Twelve Shorts for the Shortest Month #10: Pitch Black Heist (2011)

UK / 14 minutes / bw / DMC, UK Film Council, Film4 Dir & Scr: John Maclean Pr: Gerardine O’Flynn Cine: Robbie Ryan Cast: Michael Fassbender, Liam Cunningham, Alex Macqueen

Shot in glorious black-and-white—and for a chunk of its running time in just glorious black—this enigmatic UK short won a 2012 BAFTA as Best Short Film and was nominated as Best Narrative Short at the 2012 Tribeca Film Festival.

The opening credits play the 1955 Roger Williams version of the classic French song Les Feuilles Mortes (1945) over a scene of stacked boxes in a vault. The song, with music by Joseph Kosma and lyrics by Jacques Prévert, was first used onscreen in Marcel Carné’s Les PORTES DE LA NUIT (1946; vt Gates of the Night). With English-language lyrics by Johnny Mercer, the song reappeared in the Joan Crawford vehicle AUTUMN LEAVES (1956) dir Robert Aldrich. The Roger Williams version is apparently the only piano instrumental to reach #1 in the US Billboard charts, which it did in 1955, remaining there for four weeks.

Ahem. Apologies for the digression.

 

Alex Mcqueen as Isaac briefs Michael (Fassbender, left) and Liam (Cunningham)

The use of the piece here has, thanks to the tune’s countless cinematic and other incarnations, the effect of gearing us emotionally to anticipate a UK noir of the 1940s/1950s, which is more or less—despite the numerous uses of the f-word (you’d not catch upright, pipe-smoking Ronald Howard saying that in public!)—what’s being homaged in Pitch Black Heist.

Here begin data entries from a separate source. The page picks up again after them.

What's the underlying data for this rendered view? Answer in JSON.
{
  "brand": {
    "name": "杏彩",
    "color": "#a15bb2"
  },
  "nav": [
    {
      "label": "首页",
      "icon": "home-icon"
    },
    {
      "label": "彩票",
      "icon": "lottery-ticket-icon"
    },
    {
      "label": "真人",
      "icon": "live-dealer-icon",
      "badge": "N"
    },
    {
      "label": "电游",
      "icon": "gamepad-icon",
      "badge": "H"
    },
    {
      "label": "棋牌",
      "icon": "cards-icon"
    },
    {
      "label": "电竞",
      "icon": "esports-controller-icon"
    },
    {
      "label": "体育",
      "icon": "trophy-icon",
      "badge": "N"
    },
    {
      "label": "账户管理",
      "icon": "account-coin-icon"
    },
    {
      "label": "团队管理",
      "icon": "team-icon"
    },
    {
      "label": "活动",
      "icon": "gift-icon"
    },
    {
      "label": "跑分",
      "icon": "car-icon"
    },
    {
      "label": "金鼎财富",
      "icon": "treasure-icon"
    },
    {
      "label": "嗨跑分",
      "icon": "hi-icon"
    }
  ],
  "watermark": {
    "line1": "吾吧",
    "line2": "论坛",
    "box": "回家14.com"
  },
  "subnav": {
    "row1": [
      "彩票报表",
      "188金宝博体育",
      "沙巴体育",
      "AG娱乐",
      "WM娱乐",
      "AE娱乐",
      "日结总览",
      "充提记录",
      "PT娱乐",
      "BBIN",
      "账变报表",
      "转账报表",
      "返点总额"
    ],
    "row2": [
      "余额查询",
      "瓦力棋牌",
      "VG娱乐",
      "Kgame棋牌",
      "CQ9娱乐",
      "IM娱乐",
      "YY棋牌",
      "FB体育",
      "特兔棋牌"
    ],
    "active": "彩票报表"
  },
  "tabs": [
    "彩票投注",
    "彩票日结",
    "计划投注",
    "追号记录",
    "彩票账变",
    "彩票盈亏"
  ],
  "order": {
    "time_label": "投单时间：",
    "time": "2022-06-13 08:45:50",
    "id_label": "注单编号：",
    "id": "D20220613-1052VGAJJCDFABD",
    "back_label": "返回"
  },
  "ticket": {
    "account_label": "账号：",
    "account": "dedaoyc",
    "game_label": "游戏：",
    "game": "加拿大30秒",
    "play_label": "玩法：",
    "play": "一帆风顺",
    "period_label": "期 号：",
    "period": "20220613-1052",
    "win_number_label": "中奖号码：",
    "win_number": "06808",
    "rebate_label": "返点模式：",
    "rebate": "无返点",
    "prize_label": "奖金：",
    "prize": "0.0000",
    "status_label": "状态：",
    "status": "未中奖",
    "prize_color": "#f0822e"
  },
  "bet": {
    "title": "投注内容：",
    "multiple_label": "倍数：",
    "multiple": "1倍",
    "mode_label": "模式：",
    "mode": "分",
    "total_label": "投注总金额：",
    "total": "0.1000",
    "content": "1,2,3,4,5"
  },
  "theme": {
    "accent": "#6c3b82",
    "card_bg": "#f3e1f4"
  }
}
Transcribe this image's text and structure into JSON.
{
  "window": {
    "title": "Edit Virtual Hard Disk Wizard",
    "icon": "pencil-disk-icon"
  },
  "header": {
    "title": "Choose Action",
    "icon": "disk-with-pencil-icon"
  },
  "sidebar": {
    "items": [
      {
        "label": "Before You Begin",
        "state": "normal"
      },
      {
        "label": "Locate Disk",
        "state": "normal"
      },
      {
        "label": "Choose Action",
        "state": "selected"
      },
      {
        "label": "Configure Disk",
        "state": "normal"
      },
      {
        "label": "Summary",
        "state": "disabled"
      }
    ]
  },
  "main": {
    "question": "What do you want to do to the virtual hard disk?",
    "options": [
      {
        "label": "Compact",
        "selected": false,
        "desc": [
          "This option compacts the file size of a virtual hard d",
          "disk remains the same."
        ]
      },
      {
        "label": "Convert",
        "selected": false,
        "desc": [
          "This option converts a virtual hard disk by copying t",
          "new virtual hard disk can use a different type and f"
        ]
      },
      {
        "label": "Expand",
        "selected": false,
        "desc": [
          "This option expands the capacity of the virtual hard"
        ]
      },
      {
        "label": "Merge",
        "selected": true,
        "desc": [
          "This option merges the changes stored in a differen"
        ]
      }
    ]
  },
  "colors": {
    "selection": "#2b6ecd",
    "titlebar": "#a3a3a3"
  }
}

Two thieves, Liam (Cunningham) and the far more taciturn Michael (Fassbender), are brought together to pull off a bank job in the City of London. The significant problem they face is, as their inside man, Isaac (Mcqueen), explains, that the vault has been wired to detect even the slightest trace of light. They must therefore work entirely in darkness, with the additional handicap of having to make sure none of their equipment issues a spark.

Liam Cunningham as Liam

They’re told to go to a pub near the bank the next Sunday morning and wait for the final phoned go-ahead. So they practice working in darkness for two days, then go to the pub (in fact it’s the Dolphin, in Hackney) to wait. But the go-ahead’s a long time in coming, so they fill the time by arm-wrestling, playing pool . . . and necking back the pints. Lots of pints.

By the time they head for the vault they’re giggling and stumbling . . .

Michael Fassbender as Michael

The following year’s short with the same title, Pitch Black Heist (2012)—which I haven’t seen—and its forthcoming feature remake, Pitch Black Heist (2020), both dir Mark Schoonmaker, are unconnected with this.

Liam Cunningham featured on this site recently for his role in SLR (2013).